Of all the features offered with MAM, IT directors rank most important those that allow staff to blacklist untrusted applications and 'whitelist' the trusted ones. While organisations like to let users find appropriate business tools on their own, IT needs to prevent misbehaving software from causing collateral damage.
Many directors also rank container policies high on their list of priorities, as it helps them support BYOD by setting up dual personas on a device. Certain data and applications belong to the private persona, while other data and applications belong to the business persona.
"The advantage with cloud-based solutions is utility-like transparent pricing but there are concerns with security, as well as potentially splitting identity management and device management," says Bupa's Jetha.
"Increasingly, cloud-based services are seen as the dominant approach for controlling and vetting access to systems when the main usage of our systems access is by customers as opposed to employees."
The London Borough of Brent carefully considers what can go on the cloud. "The challenge cloud computing presents organisations such as ours is that when you move information out of the datacentre, we don't see what happens to it," explains CIO Stephan Conaway.
"For things like children's mental health records, we aren't comfortable trusting the information with somebody else," says Conaway. "However, for things like mobile device management, it's immaterial, because there's less of a security concern."
Cost is also an advantage of cloud-based solutions.
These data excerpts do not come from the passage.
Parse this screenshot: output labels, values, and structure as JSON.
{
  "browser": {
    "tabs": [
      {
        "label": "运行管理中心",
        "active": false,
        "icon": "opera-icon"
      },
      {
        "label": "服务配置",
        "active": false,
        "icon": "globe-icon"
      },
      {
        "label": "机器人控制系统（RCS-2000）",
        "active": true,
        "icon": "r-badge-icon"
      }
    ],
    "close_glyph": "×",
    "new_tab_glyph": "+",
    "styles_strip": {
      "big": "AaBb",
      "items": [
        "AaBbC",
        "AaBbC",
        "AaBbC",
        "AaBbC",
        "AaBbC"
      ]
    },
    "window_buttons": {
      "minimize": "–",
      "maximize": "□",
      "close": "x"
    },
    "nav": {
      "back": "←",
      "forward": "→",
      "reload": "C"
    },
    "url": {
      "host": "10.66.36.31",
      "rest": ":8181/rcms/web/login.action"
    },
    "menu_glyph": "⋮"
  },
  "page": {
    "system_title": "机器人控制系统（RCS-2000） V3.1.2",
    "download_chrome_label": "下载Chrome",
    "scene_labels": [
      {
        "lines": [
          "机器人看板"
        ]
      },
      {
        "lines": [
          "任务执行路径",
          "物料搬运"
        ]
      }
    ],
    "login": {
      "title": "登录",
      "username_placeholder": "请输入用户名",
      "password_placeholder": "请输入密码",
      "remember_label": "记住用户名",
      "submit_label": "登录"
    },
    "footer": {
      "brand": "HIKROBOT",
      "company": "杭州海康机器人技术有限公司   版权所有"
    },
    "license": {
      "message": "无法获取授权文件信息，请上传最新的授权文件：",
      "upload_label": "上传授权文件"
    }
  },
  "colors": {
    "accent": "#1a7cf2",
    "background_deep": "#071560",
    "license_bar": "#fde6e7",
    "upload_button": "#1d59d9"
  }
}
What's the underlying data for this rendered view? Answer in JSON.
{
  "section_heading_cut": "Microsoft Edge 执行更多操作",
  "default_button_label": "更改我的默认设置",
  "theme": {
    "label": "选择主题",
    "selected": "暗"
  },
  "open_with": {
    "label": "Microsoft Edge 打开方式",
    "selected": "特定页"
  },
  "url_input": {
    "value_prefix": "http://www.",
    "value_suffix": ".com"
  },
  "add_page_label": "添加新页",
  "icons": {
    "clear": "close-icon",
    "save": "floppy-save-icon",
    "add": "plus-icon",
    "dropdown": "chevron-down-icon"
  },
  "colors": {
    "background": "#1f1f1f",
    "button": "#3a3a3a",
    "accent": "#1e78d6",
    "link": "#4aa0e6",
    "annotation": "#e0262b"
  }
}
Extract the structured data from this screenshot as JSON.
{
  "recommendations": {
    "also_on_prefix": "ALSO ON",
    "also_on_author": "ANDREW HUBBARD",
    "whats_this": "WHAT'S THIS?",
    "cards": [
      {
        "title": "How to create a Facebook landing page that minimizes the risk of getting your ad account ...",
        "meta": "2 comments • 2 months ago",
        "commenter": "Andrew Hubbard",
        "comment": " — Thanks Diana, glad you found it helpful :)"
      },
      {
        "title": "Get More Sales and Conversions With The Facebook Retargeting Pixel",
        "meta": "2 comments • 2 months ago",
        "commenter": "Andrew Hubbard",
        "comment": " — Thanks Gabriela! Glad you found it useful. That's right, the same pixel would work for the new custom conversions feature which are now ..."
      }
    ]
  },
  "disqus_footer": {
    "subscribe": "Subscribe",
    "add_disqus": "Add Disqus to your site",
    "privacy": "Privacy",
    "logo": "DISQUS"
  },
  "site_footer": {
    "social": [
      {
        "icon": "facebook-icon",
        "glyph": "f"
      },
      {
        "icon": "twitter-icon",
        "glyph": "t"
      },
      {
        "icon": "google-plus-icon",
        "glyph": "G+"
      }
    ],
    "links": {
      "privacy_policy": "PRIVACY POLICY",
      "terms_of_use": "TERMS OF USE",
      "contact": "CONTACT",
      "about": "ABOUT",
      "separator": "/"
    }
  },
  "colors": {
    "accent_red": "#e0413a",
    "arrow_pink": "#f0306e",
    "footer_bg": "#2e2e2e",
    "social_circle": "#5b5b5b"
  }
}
Organisations striving to cut costs generally take a close look at cloud-based services, which, as they are subscription-based, require little or no up-front investment. in equipment or training.
IT departments that select cloud-based MDM frequently get users up and running hours after they sign up for the service. Day-to-day operations are minimal, platform upgrades are taken care of and the best providers regularly adding support for new devices.The only thing subscribers have to do is understand how to configure device management through the provider's web-based interface.
Organisations with transitional staff find cloud-based MDM offerings particularly attractive, because they can easily scale both up and down as required. Of course each provider has different upper limits on the number of devices supported, so subscribers wishing to avoid unpleasant surprises should find out what this limit is beforehand.
The on-premise option
Because IT directors of large organisations support a variety of businesses over a vast area, many choose MDM platforms sold for operation on premise, but which are also offered as a cloud service. One such company is Telefonica. "IT departments should look for vendors that provide a variety of deployment options including on-premise and cloud of all types to ensure the solution grows with the needs of their different business users, while at the same time providing some consistency in the service," says its group CIO Phil Jordan.
Perhaps the most important benefit of cloud-based MDM is that if you become dissatisfied with one provider, you can switch to another with relative ease; and if you ever decide you no longer need MDM, you can simply switch it off.
"The reason cloud-based MDM works for us is we aren't making a big investment in a platform we don't think we'll need later," admits the London Borough of Lambeth's Robert Miller.
"We also recognise that the market is changing very fast. Because vendor offers are evolving, by buying a cloud service, we can easily change providers without having to decommission expensive infrastructure."
Tellingly, Miller views MDM as a poor solution for BYOD, because most people are against the idea of having the enterprise manage their personal systems.
"I don't want the corporate MDM system putting controls on my personal device, and switching off function I want," he says. "Some corporations have bought up several thousand MDM licenses, but in the end there was very little take-up, because none of their employees wanted MDM for their own devices."